Lucas Rodrigues Moura da Silva is another in a long line of highly regarded Brazilian attacking players to be highly regarded throughout Europe. The Sao Paulo youngster was named the best player in last year's U20 South American championships (a tournament in which Neymar was also involved) and has since gone on to become a fixture in the senior national team for Brazil. If his agent (Wagner Ribiero, also the agent of Neymar) is to be believed Chelsea have already made an unsuccessful bid of 30 million Euros to acquire the services of the young midfielder. With that in mind, I thought now would be a good time to take a closer look at a player that will undoubtedly come up repeatedly in the coming months.
Lucas is 19 at the moment, and will be turning 20 next August. While that means he'd never qualify as "homegrown" by the Premier League standards, it does mean he'd be considered U21 for the remainder of this season and the following two. Like Romeu, Lucas would provide the club with additional roster flexibility for the next several years as they adjust to the new (relatively speaking) rules. He'd also fit in the current model of buying high ceiling players who will likely give us more than one good contract.

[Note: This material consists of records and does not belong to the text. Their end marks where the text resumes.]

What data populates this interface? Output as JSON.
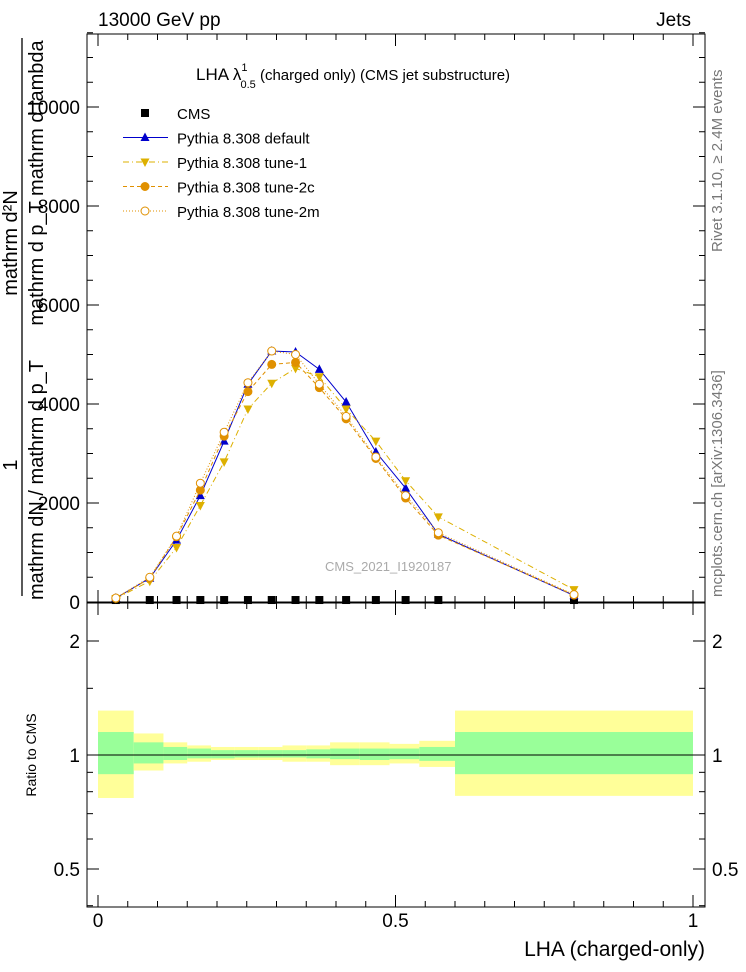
{
  "header": {
    "left": "13000 GeV pp",
    "right": "Jets"
  },
  "side_labels": {
    "rivet": "Rivet 3.1.10, ≥ 2.4M events",
    "mcplots": "mcplots.cern.ch [arXiv:1306.3436]"
  },
  "watermark": "CMS_2021_I1920187",
  "ylabel_upper": {
    "numerator": "mathrm d²N",
    "numerator_den": "mathrm d p_T mathrm d lambda",
    "prefactor": "1",
    "denominator": "mathrm dN / mathrm d p_T"
  },
  "ylabel_lower": "Ratio to CMS",
  "xlabel": "LHA (charged-only)",
  "chart_data": [
    {
      "type": "line",
      "panel": "main",
      "title": "LHA λ¹₀.₅ (charged only) (CMS jet substructure)",
      "title_parts": {
        "prefix": "LHA λ",
        "sup": "1",
        "sub": "0.5",
        "suffix": " (charged only) (CMS jet substructure)"
      },
      "x": [
        0.03,
        0.087,
        0.132,
        0.172,
        0.212,
        0.252,
        0.292,
        0.332,
        0.372,
        0.417,
        0.467,
        0.517,
        0.572,
        0.8
      ],
      "x_ticks": [
        "0",
        "0.5",
        "1"
      ],
      "y_ticks": [
        "0",
        "2000",
        "4000",
        "6000",
        "8000",
        "10000"
      ],
      "xlim": [
        -0.02,
        1.02
      ],
      "ylim": [
        0,
        11500
      ],
      "legend_position": "top-left",
      "series": [
        {
          "name": "CMS",
          "style": "data",
          "color": "#000000",
          "values": [
            40,
            40,
            40,
            40,
            40,
            40,
            40,
            40,
            40,
            40,
            40,
            40,
            40,
            40
          ]
        },
        {
          "name": "Pythia 8.308 default",
          "style": "default",
          "color": "#0000cc",
          "values": [
            80,
            480,
            1250,
            2150,
            3250,
            4400,
            5070,
            5050,
            4700,
            4040,
            3030,
            2300,
            1370,
            130
          ]
        },
        {
          "name": "Pythia 8.308 tune-1",
          "style": "tune1",
          "color": "#ddb000",
          "values": [
            70,
            420,
            1100,
            1950,
            2830,
            3900,
            4420,
            4720,
            4550,
            3900,
            3250,
            2450,
            1720,
            250
          ]
        },
        {
          "name": "Pythia 8.308 tune-2c",
          "style": "tune2c",
          "color": "#e09000",
          "values": [
            75,
            480,
            1320,
            2260,
            3350,
            4250,
            4800,
            4840,
            4330,
            3700,
            2900,
            2100,
            1350,
            140
          ]
        },
        {
          "name": "Pythia 8.308 tune-2m",
          "style": "tune2m",
          "color": "#e09000",
          "values": [
            80,
            500,
            1330,
            2400,
            3430,
            4430,
            5070,
            5000,
            4400,
            3750,
            2930,
            2150,
            1400,
            150
          ]
        }
      ]
    },
    {
      "type": "area",
      "panel": "ratio",
      "ylabel": "Ratio to CMS",
      "y_ticks": [
        "0.5",
        "1",
        "2"
      ],
      "ylim": [
        0.35,
        2.4
      ],
      "reference": 1,
      "bin_edges": [
        0,
        0.06,
        0.11,
        0.15,
        0.19,
        0.23,
        0.27,
        0.31,
        0.35,
        0.39,
        0.44,
        0.49,
        0.54,
        0.6,
        1.0
      ],
      "band_outer": {
        "color": "#ffff99",
        "lower": [
          0.77,
          0.91,
          0.95,
          0.96,
          0.97,
          0.97,
          0.97,
          0.96,
          0.96,
          0.94,
          0.94,
          0.95,
          0.93,
          0.78
        ],
        "upper": [
          1.31,
          1.14,
          1.08,
          1.06,
          1.05,
          1.05,
          1.05,
          1.06,
          1.06,
          1.08,
          1.08,
          1.07,
          1.09,
          1.31
        ]
      },
      "band_inner": {
        "color": "#99ff99",
        "lower": [
          0.89,
          0.95,
          0.97,
          0.98,
          0.98,
          0.985,
          0.985,
          0.985,
          0.98,
          0.975,
          0.97,
          0.975,
          0.965,
          0.89
        ],
        "upper": [
          1.15,
          1.08,
          1.05,
          1.04,
          1.03,
          1.03,
          1.03,
          1.03,
          1.035,
          1.04,
          1.04,
          1.04,
          1.05,
          1.15
        ]
      }
    }
  ]
}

Positionally, Lucas is very similar to several other players whom Chelsea are very high on. He can play just about anywhere in the attack, often being deployed on either wing or in an advanced central midfield role. Like our own Juan Mata, Lucas tends to be the most effective when he's able to drift from the wing to the center (and vice versa). Unlike Mata, Lucas tends to gravitate more towards the right side of the pitch. He stands about 5'8" but has a relatively strong build, so while he'll never likely be a force in the air he certainly appears strong enough to handle the physical nature of the Premier League.
The youngster is most noted for having sensational pace, change of direction, and out of this world dribbling skills when attacking. He's shown a knack for finding the goal, but he's occasionally criticized for being a bit too selfish in his style of play. He generally prefers to take on the attackers rather than play the quick pass to a teammate, but being as young and as much more talented than his teammates as he is this really doesn't strike me as unexplainable. Some adjustment to his style will clearly be required as his competition improves in Europe but it's nothing he should be expected to struggle mightily with. Just so you get a look at him, here's a look at his performance against Gremio earlier this season:
There's obviously a lot to like in there, but there are also some spots where he clearly shows a lack of polish. Next up is his game against Santa Cruz:
This one is another good example of the amazing talent combined with a little late passing. Here's some highlights against probably the best club side in South America, Santos FC:
That goal pretty much sums up the entire package you can get with Lucas, but once again he tends to spend a lot of time on the ball. Finally we'll have his game with the national side against Argentina (mute this one if you are at work):
Personally speaking, I rate Lucas Moura right up there with Eden Hazard and Mario Goetze. He's certainly a riskier prospect than either of them due to the respective level of competition he's faced, but he's also got the best physical tools of the three and probably the highest potential upside. As Ribiero has stated, Sao Paulo have no intention to sell Lucas before the summer. Whether or not you believe that is up for debate, but to pry him away in January will probably take some relatively silly money. The Brazilian league is really exploding with TV revenues, so Brazilian clubs are certainly finding it easier to pay their young stars much more and keep them as their transfer values skyrocket.
I don't think there is any doubt that Moura will eventually be making his way across the pond to Europe, but the longer he stays in Brazil the more his price tag is going to rise. If our scouts feel that he's destined for greatness, a preemptive signing allowing Sao Paulo to keep him for the spring may be a very sound move. He does have a buyout clause in his contract, but at £67 million I doubt it becomes a factor. Also of note, we have done some business with Sao Paulo in the last year (Piazon) and we have a good working relationship with Ribiero. This will be a name that starts to pop up alot in the next few weeks with very good reason. Just don't expect a bargain with Moura, he's going to cost the club that eventually signs him an awful lot of money.